Parts of the Atomic Force Microscope

Atomic Force Microscopes have several techniques for measuring force interactions such as van der Waals, thermal, electrical and magnetic force interactions for these interactions done by the AFM, it has the following parts that assist in controlling its functions.

  • Modified tips which are used to detect the sample surface and undergo deflections
  • Software adjustments used to image the samples.
  • Feedback loop control – they control the force interactions and the tip positions using a laser deflector. the laser reflects from the back of the cantilever and the tip and while the tip interacts with the surface of the sample, the laser’s position on the photodetector is used in the feedback loop for tracking the surface of the sample and measurement.
  • Deflection – The Atomic Force Microscope is constructed with a laser beam deflection system. The laser is reflected from the back of the AFM lever to the sensitive detector. They are made from silicon compounds with a tip radius of about 10nm.
  • Force measurement – the AFM works and depends highly on the force interactions, they contribute to the image produced. The forces are measured by calculation of the deflection lever when the stiffness of the cantilever is known.
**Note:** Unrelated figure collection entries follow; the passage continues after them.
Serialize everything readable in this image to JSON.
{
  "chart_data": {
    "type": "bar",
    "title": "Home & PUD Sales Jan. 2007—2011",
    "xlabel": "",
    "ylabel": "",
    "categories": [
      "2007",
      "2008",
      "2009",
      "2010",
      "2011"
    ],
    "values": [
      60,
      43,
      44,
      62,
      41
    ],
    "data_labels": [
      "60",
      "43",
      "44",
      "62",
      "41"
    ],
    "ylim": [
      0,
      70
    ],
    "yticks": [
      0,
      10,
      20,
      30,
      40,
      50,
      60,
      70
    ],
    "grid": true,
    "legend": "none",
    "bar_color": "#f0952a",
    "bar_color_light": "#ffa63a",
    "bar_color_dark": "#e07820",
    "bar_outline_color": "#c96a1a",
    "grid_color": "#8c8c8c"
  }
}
This calculation is defined by Hooke’s law, defined as follows:

F= -kz, where F is the force, k is the stiffness of the lever and z is the distance the lever is bent.

Applications of the Atomic Force Microscope

This type of microscopy has been used in various disciplines in natural science such as solid-state physics, semiconductor studies, molecular engineering, polymer chemistry, surface chemistry, molecular biology, cell biology, medicine, and physics.
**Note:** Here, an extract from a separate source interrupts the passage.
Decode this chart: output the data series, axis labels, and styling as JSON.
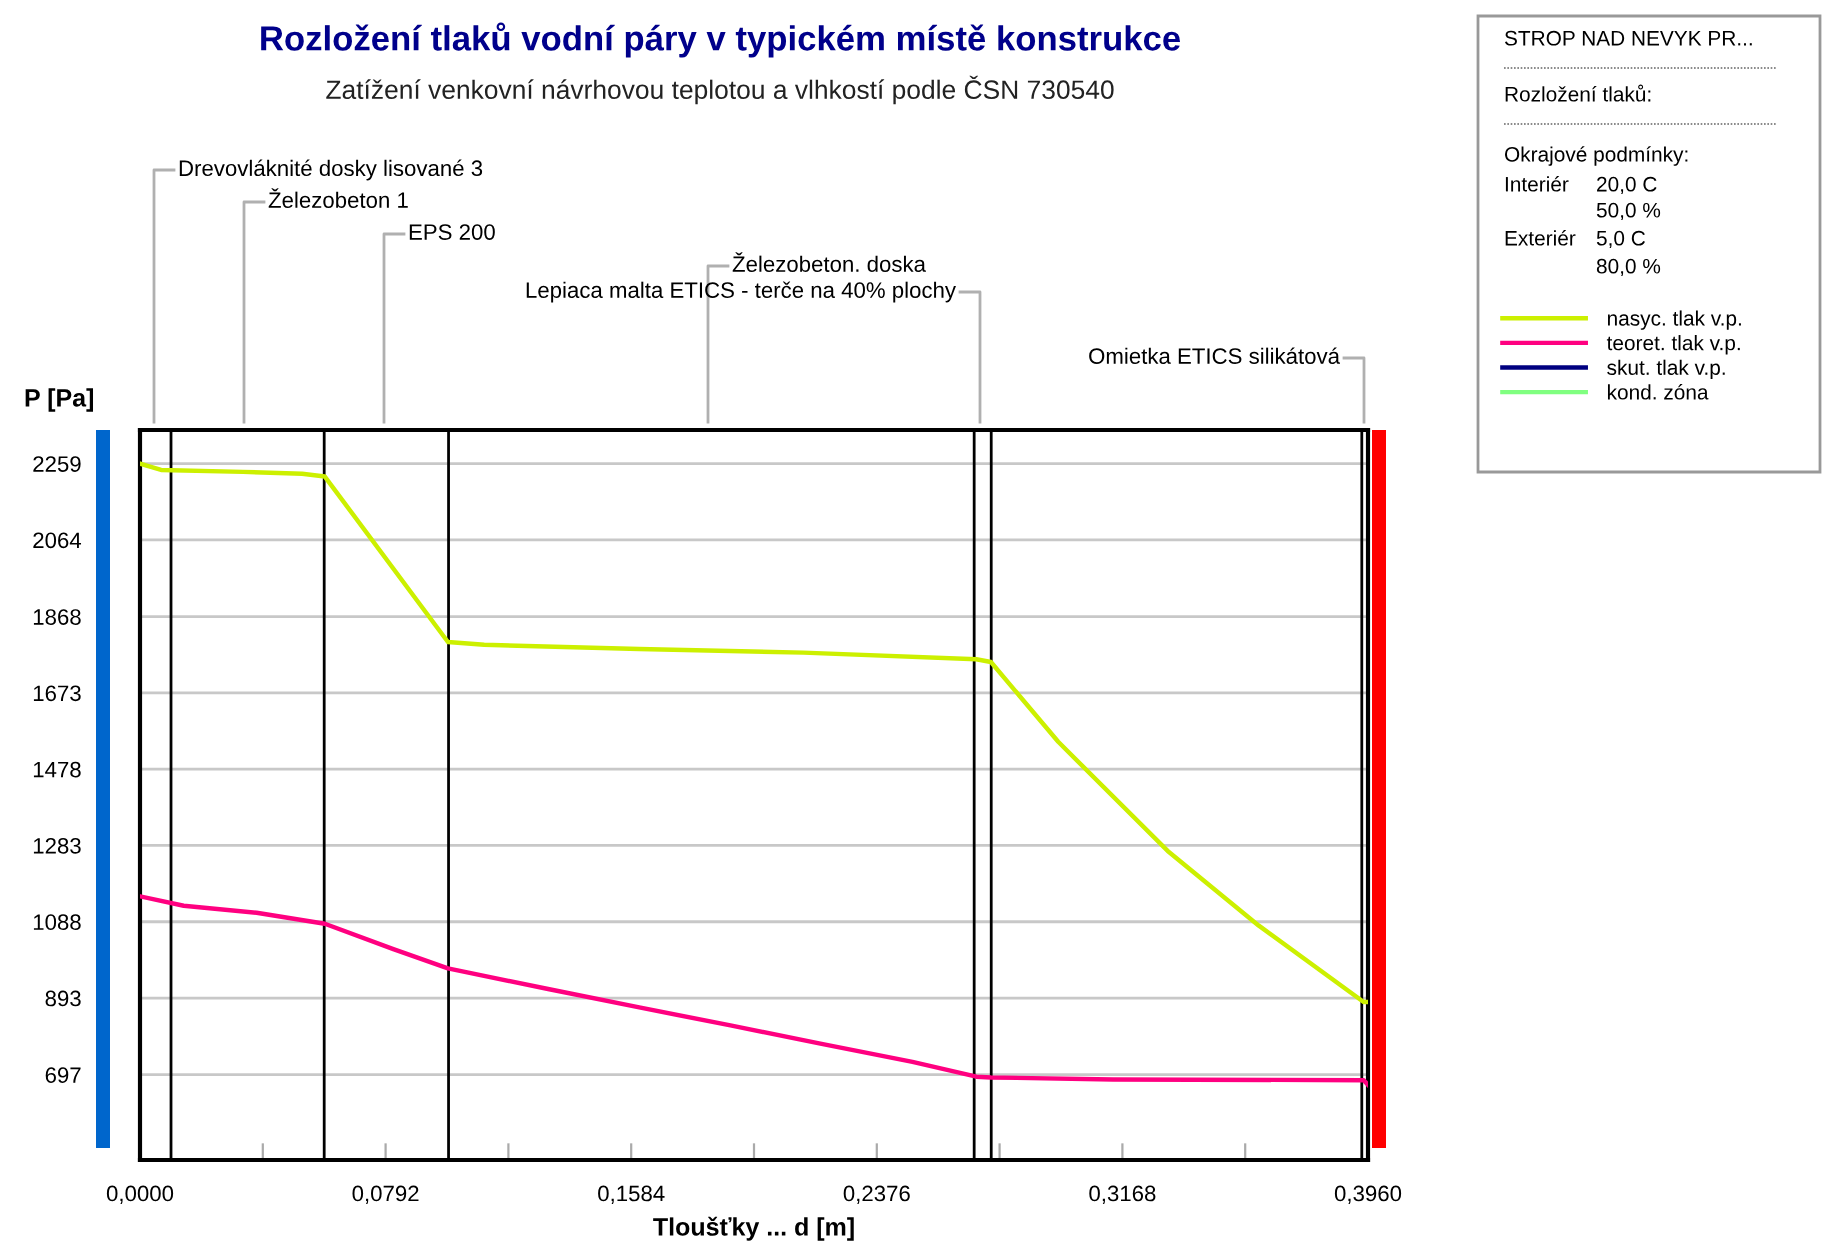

Some of these applications include:

  1. Identifying atoms from samples
  2. Evaluating force interactions between atoms
  3. Studying the physical changing properties of atoms
  4. Studying the structural and mechanical properties of protein complexes and assembly, such as microtubules.
  5. used to differentiate cancer cells and normal cells.
  6. Evaluating and differentiating neighboring cells and their shape and cell wall rigidity.
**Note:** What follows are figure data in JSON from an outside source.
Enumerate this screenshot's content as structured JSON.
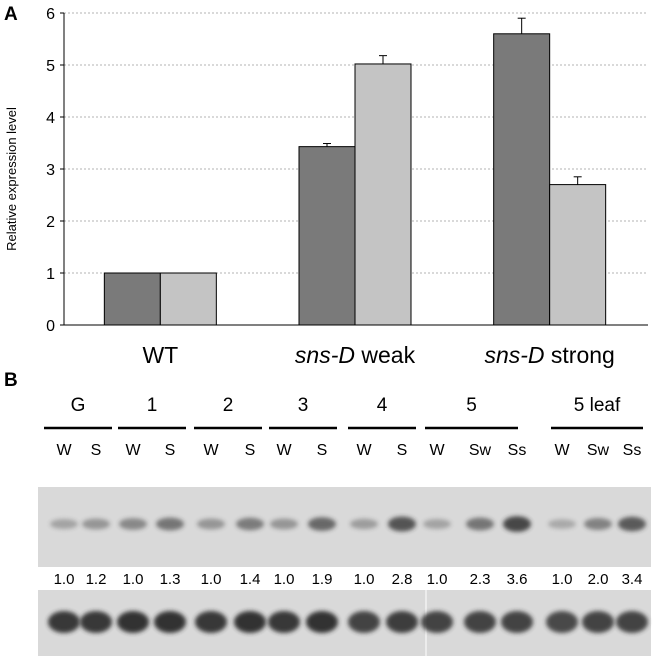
{
  "panel_a": {
    "letter": "A"
  },
  "panel_b": {
    "letter": "B"
  },
  "chart_data": {
    "type": "bar",
    "title": "",
    "xlabel": "",
    "ylabel": "Relative expression level",
    "ylim": [
      0,
      6
    ],
    "yticks": [
      "0",
      "1",
      "2",
      "3",
      "4",
      "5",
      "6"
    ],
    "grid": "horizontal dotted",
    "legend": "none",
    "categories": [
      {
        "italic": "",
        "plain": "WT"
      },
      {
        "italic": "sns-D",
        "plain": " weak"
      },
      {
        "italic": "sns-D",
        "plain": " strong"
      }
    ],
    "series": [
      {
        "name": "dark bar",
        "color": "#7a7a7a",
        "values": [
          1.0,
          3.43,
          5.6
        ],
        "errors": [
          0,
          0.06,
          0.3
        ]
      },
      {
        "name": "light bar",
        "color": "#c4c4c4",
        "values": [
          1.0,
          5.02,
          2.7
        ],
        "errors": [
          0,
          0.16,
          0.15
        ]
      }
    ]
  },
  "blot": {
    "colors": {
      "bg": "#d9d9d9",
      "band": "#2a2a2a"
    },
    "groups": [
      {
        "label": "G",
        "lanes": [
          "W",
          "S"
        ]
      },
      {
        "label": "1",
        "lanes": [
          "W",
          "S"
        ]
      },
      {
        "label": "2",
        "lanes": [
          "W",
          "S"
        ]
      },
      {
        "label": "3",
        "lanes": [
          "W",
          "S"
        ]
      },
      {
        "label": "4",
        "lanes": [
          "W",
          "S"
        ]
      },
      {
        "label": "5",
        "lanes": [
          "W",
          "Sw",
          "Ss"
        ]
      },
      {
        "label": "5 leaf",
        "lanes": [
          "W",
          "Sw",
          "Ss"
        ]
      }
    ],
    "ratios": [
      "1.0",
      "1.2",
      "1.0",
      "1.3",
      "1.0",
      "1.4",
      "1.0",
      "1.9",
      "1.0",
      "2.8",
      "1.0",
      "2.3",
      "3.6",
      "1.0",
      "2.0",
      "3.4"
    ],
    "upper_band_intensity": [
      0.25,
      0.35,
      0.45,
      0.6,
      0.35,
      0.55,
      0.35,
      0.7,
      0.3,
      0.85,
      0.25,
      0.6,
      0.95,
      0.2,
      0.5,
      0.8
    ],
    "lower_band_intensity": [
      0.95,
      0.95,
      1.0,
      1.0,
      0.95,
      1.0,
      0.95,
      1.0,
      0.85,
      0.9,
      0.85,
      0.85,
      0.85,
      0.8,
      0.85,
      0.85
    ]
  }
}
Advantages of the Atomic Force Microscope

  1. Easy to prepare samples for observation
  2. It can be used in vacuums, air, and liquids.
  3. Measurement of sample sizes is accurate
  4. It has a 3D imaging
  5. It can be used to study living and nonliving elements
  6. It can be used to quantify the roughness of surfaces
  7. It is used in dynamic environments.

Disadvantages of the Atomic Force Microscope

  1. It can only scan a single nanosized image at a time of about 150x150nm.
  2. They have a low scanning time which might cause thermal drift on the sample.
  3. The tip and the sample can be damaged during detection.
  4. It has a limited magnification and vertical range.